UN controls whole of Kosovo's Trepca mining complex - Kouchner

Zvecan, Aug 17, 2000 -- (AFP) Bernard Kouchner, head of the UN mission in Kosovo, visited Wednesday a lead smelter which was closed down on his orders to avert a health crisis, and announced the take-over of the province's main industrial complex.

"We are now the administrators of all the complex of Trepca," he said.

On Monday troops from the KFOR peacekeeping force seized the Zvecan lead smelter and stopped production, which was causing dangerous levels of pollution.

Zvecan forms part of the giant Trepca industrial complex, 41 factories and mines representing three-quarters of Yugoslavia's potential mineral wealth.

Kouchner said the UN Security Council resolution which set up his administration gave him the right to administer publically owned resources in Kosovo, adding that Zvecan was in a "desperate state".

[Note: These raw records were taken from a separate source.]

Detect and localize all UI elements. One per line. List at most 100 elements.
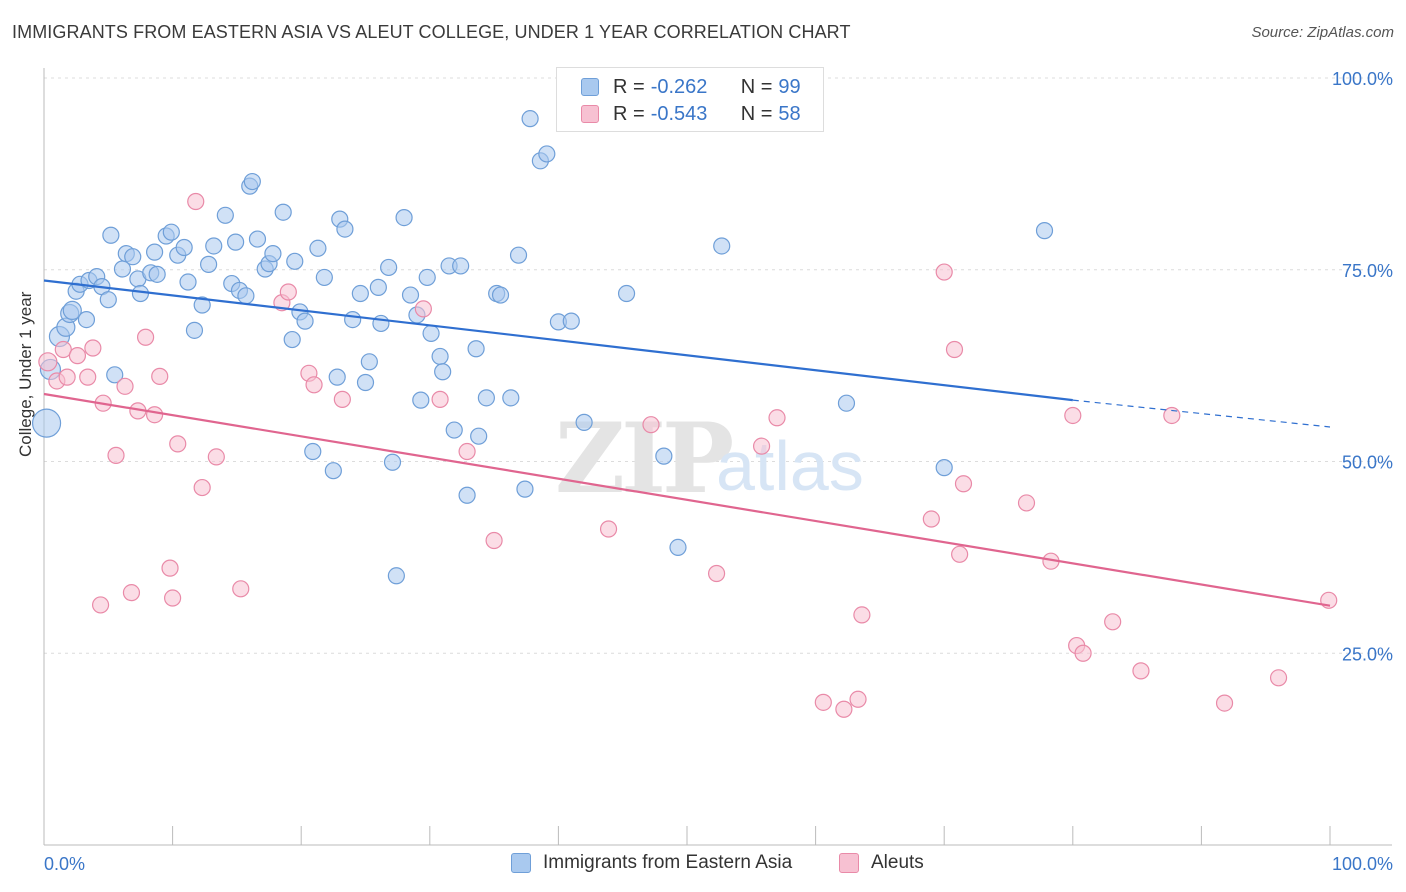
point-eastern-asia xyxy=(237,287,255,305)
point-eastern-asia xyxy=(309,239,327,257)
legend-r-value: -0.543 xyxy=(650,102,708,125)
point-aleuts xyxy=(707,564,726,583)
point-aleuts xyxy=(164,589,182,607)
point-eastern-asia xyxy=(538,145,556,163)
chart-title: IMMIGRANTS FROM EASTERN ASIA VS ALEUT CO… xyxy=(12,22,851,42)
point-eastern-asia xyxy=(562,312,580,330)
series-legend: Immigrants from Eastern Asia Aleuts xyxy=(0,852,1406,878)
point-eastern-asia xyxy=(31,408,62,438)
legend-item-eastern-asia[interactable]: Immigrants from Eastern Asia xyxy=(511,852,792,874)
legend-label-aleuts: Aleuts xyxy=(871,852,924,873)
point-eastern-asia xyxy=(356,373,375,392)
point-aleuts xyxy=(122,584,141,602)
point-eastern-asia xyxy=(205,237,223,255)
point-eastern-asia xyxy=(401,286,420,304)
point-aleuts xyxy=(485,531,503,550)
legend-item-aleuts[interactable]: Aleuts xyxy=(839,852,924,874)
point-aleuts xyxy=(207,448,225,466)
point-eastern-asia xyxy=(185,321,204,339)
watermark-atlas: atlas xyxy=(716,427,864,505)
point-eastern-asia xyxy=(124,248,142,266)
point-eastern-asia xyxy=(243,172,261,191)
point-eastern-asia xyxy=(360,353,378,371)
x-tick-label: 0.0% xyxy=(44,854,85,874)
point-eastern-asia xyxy=(412,391,430,409)
point-eastern-asia xyxy=(77,311,96,329)
point-aleuts xyxy=(599,520,618,538)
point-eastern-asia xyxy=(935,459,953,477)
point-aleuts xyxy=(305,376,323,394)
y-axis-label: College, Under 1 year xyxy=(16,291,35,457)
point-aleuts xyxy=(84,339,102,357)
point-eastern-asia xyxy=(655,447,673,465)
point-eastern-asia xyxy=(336,220,354,238)
point-eastern-asia xyxy=(669,538,687,557)
point-eastern-asia xyxy=(344,311,362,329)
point-eastern-asia xyxy=(283,330,301,349)
point-eastern-asia xyxy=(148,265,166,283)
point-aleuts xyxy=(68,347,87,365)
point-aleuts xyxy=(1074,644,1092,662)
point-aleuts xyxy=(107,446,125,464)
point-eastern-asia xyxy=(383,453,402,471)
point-eastern-asia xyxy=(418,268,436,287)
point-eastern-asia xyxy=(617,284,636,303)
point-aleuts xyxy=(458,442,476,461)
series-aleuts-points xyxy=(38,192,1338,718)
point-eastern-asia xyxy=(324,462,342,480)
point-eastern-asia xyxy=(380,258,398,277)
point-eastern-asia xyxy=(1035,222,1054,240)
point-eastern-asia xyxy=(395,208,413,227)
trend-line-aleuts xyxy=(43,392,1331,607)
point-aleuts xyxy=(58,368,76,386)
point-aleuts xyxy=(116,377,134,395)
legend-row-aleuts: R = -0.543 N = 58 xyxy=(581,101,801,127)
point-eastern-asia xyxy=(328,368,346,386)
legend-r-label: R = xyxy=(613,102,645,125)
point-aleuts xyxy=(279,283,297,301)
point-aleuts xyxy=(814,693,832,711)
point-eastern-asia xyxy=(106,366,124,384)
point-aleuts xyxy=(136,328,155,346)
point-eastern-asia xyxy=(200,255,218,273)
legend-n-value: 58 xyxy=(778,102,801,125)
trend-line-extension xyxy=(1072,399,1331,428)
point-aleuts xyxy=(642,416,660,434)
point-eastern-asia xyxy=(837,394,856,412)
point-aleuts xyxy=(414,300,432,318)
point-eastern-asia xyxy=(351,284,369,303)
point-aleuts xyxy=(835,700,853,718)
point-aleuts xyxy=(1104,613,1122,631)
point-eastern-asia xyxy=(467,340,485,358)
point-aleuts xyxy=(431,390,449,408)
point-aleuts xyxy=(187,192,205,211)
point-eastern-asia xyxy=(62,300,82,321)
trend-lines xyxy=(43,279,1331,607)
point-aleuts xyxy=(1132,662,1150,680)
point-eastern-asia xyxy=(516,480,534,498)
axes xyxy=(43,68,1392,846)
legend-n-value: 99 xyxy=(778,75,801,98)
series-eastern-asia-points xyxy=(31,110,1054,585)
point-eastern-asia xyxy=(227,233,245,251)
point-aleuts xyxy=(193,478,211,497)
y-tick-label: 75.0% xyxy=(1342,261,1393,281)
point-eastern-asia xyxy=(521,110,539,128)
tick-labels: 25.0% 50.0% 75.0% 100.0% 0.0% 100.0% xyxy=(44,69,1393,874)
point-aleuts xyxy=(232,580,250,598)
legend-swatch-aleuts xyxy=(839,853,859,873)
legend-swatch-aleuts xyxy=(581,105,599,123)
y-tick-label: 25.0% xyxy=(1342,644,1393,664)
point-eastern-asia xyxy=(502,389,520,407)
point-eastern-asia xyxy=(369,278,387,296)
point-eastern-asia xyxy=(434,363,452,381)
point-eastern-asia xyxy=(248,230,267,248)
source-credit: Source: ZipAtlas.com xyxy=(1251,24,1394,41)
point-eastern-asia xyxy=(422,324,440,343)
point-aleuts xyxy=(853,606,871,624)
point-eastern-asia xyxy=(372,314,390,333)
point-aleuts xyxy=(161,559,179,577)
point-aleuts xyxy=(91,596,110,614)
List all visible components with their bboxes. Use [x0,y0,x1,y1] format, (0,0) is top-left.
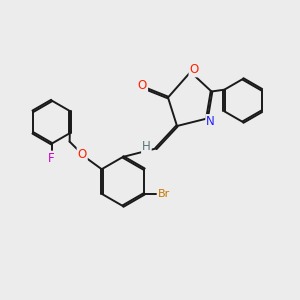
Text: F: F [48,152,55,165]
Text: Br: Br [158,189,170,199]
Text: N: N [206,115,215,128]
Text: O: O [190,63,199,76]
Text: O: O [78,148,87,161]
Text: H: H [142,140,151,153]
Text: O: O [138,79,147,92]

"It's as if we were living in the 19th century. We cannot accept that people risk their lives as slaves at the beginning of the 21st century," he told reporters, standing among the rust and rubble of the blighted plant.

Serbian workers at the complex, until Monday run by Serbian managers appointed by Belgrade, were paid the equivalent of only 30 German marks (15 dollars) per month, he said.

Levels of lead in the air around Zvecan, one mile (two kilometers) north of the ethnically divided town of Kosovska Mitrovica, is 200 times higher than the safe maximum recommended by the World Health Organization, making Zvecan the most polluted plant in Europe, the United Nations said.

A French, US and Swedish consortium has been contracted to carry out a 16 million dollar refit of the plant, which is expected to be closed for "a few months," Kouchner said.

In the meantime the smelter's 600 workers will be paid YUN 1,250 (USD 24) a month to stay at home and will have their own representatives on the plant's board, he added.

So far 300 workers have signed up for the UN pay scheme, according to Kouchner's political adviser Bernard Salome.

Before the plant was closed its Serbian general manager, Novak Bjelic, was thrown off the premises because he was a "troublemaker" and unwilling to cooperate with the UN mission, Kouchner said.

Earlier some 2,000 Serbs had gathered in front of the plant for a peaceful protest against the closure. The night before a crowd of 1,500 had gathered in the center of Mitrovica, and another demonstration was planned for Wednesday night at 7:00 p.m. (1700 GMT).

The Serbian workforce fears it is to be pushed aside in favor of ethnic Albanian workers from elsewhere in Kosovo, but Kouchner insisted Wednesday that those already employed would keep their jobs.

Monday's seizure of Zvecan in an operation involving around 900 French, British and Danish troops provoked violent clashes with Serb protesters which left four Serbs and four soldiers slightly injured.

The Yugoslav government in Belgrade also reacted furiously, branding the move a "classic break-in," a theft of Serbian property.